Mistress Cisily Thorncoffyn is cross, contrary, and delights in being a pain—her five dogs are smarter and better behaved! Annually she takes advantage of a clause in the gifting of the hospital by her father to stay for weeks at St. Giles—I think she likes to spread the grief around. Even when she’s ill, she’s thinking of how to make people miserable. Her maid Idany is a carbon copy at least in character bossing everyone around and expecting them to drop whatever they are doing to cater to her mistress. Master Geoffrey Thorncoffyn is her grandson and certainly takes after her in character. Master Aylton is the Thorncoffyn’s steward and a seemingly pleasant enough man. Dick Cawdry is reeve at Tybchurch while Simond Wyke is reeve over at Crofte for Mistress Thorncoffyn; their statements are backed up by Harry Multon, a bailiff.
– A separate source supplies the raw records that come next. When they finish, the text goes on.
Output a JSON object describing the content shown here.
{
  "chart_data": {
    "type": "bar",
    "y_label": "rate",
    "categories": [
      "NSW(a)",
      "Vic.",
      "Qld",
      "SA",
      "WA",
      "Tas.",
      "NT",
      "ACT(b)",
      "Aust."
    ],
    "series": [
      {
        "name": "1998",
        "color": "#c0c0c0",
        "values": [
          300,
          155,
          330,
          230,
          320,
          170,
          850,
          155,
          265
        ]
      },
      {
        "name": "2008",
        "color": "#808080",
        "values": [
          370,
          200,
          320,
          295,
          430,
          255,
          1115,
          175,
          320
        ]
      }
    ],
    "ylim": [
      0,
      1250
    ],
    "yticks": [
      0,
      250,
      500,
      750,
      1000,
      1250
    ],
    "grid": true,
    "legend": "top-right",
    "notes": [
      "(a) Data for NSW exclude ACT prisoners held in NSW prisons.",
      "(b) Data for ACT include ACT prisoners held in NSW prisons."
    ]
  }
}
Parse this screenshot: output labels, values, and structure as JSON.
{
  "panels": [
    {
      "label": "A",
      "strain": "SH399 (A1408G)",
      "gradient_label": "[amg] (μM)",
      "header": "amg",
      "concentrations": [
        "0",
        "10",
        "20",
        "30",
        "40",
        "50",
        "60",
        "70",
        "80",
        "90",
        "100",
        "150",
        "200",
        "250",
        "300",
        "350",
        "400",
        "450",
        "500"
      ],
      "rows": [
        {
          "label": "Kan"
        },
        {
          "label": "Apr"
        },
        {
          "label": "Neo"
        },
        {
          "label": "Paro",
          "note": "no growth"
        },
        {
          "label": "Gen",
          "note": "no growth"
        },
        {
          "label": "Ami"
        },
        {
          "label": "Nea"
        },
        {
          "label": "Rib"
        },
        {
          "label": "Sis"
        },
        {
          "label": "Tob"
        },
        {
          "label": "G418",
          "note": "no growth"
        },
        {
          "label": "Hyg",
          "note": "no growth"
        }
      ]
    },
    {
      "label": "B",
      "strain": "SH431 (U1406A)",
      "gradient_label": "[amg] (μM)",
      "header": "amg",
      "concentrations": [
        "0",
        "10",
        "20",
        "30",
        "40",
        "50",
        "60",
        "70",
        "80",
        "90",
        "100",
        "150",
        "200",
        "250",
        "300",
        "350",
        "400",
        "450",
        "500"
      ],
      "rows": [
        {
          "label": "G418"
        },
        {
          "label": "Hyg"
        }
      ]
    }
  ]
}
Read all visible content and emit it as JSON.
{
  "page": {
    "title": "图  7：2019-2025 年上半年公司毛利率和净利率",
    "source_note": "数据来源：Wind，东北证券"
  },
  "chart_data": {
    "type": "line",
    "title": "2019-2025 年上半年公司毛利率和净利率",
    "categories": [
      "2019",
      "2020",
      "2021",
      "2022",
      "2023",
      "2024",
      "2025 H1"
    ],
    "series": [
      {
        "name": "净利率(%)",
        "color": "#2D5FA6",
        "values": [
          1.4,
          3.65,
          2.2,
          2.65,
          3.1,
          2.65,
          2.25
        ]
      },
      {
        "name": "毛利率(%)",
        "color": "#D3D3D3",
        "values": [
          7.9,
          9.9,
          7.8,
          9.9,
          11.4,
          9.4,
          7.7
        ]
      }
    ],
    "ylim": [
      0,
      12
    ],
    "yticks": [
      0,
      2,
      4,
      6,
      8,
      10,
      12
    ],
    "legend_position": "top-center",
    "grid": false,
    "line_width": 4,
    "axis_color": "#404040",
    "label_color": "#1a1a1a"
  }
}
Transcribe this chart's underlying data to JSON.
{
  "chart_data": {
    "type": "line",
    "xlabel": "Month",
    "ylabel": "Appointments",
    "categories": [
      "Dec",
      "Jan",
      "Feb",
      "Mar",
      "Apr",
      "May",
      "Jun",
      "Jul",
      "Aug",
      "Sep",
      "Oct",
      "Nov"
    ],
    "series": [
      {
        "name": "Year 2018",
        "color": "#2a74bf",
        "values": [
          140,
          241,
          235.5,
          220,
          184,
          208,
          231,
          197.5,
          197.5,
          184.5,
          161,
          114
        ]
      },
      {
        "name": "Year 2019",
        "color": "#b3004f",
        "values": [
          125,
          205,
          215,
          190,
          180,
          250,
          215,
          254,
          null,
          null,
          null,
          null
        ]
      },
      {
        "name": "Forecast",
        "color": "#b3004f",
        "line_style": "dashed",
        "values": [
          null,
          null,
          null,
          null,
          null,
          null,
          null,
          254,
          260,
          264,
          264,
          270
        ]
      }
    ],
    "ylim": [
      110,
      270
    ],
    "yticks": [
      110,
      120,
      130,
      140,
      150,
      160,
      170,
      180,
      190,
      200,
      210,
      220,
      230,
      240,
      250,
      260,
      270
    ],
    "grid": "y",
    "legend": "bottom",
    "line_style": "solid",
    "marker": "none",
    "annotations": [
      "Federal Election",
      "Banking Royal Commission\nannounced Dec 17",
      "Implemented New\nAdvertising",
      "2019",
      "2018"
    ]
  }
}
John Borton is the bailiff at Barton with Deke Credy’s nephew a constable. Tom Denton is the barber-surgeon who performs the autopsy. Master Osbourne is the crowner who investigates any death and makes a judgment; a very suspicious and intelligent man. Master Goldin is the town apothecary Osbourne calls in when Sister Letice confirms that the ginger is poisoned; possible romance there!

The Cover
The cover illustration is by Brigid Collins while its design is by Lesley Worrell. I hadn’t thought to wonder who had done them previously, but I’m impressed by the atmosphere the cover creates with its medieval styling. The hospital is in the background behind an arch with a cloudy barrier between it and the row of bedridden patients, sisters clustering behind the nasty Mistress Thorncoffyn (she’s really not fat enough on the cover!) and her maid Idany.

The title is disturbing. The sisters and the priests are pious enough…it’s the others who seem to be A Play at Piety.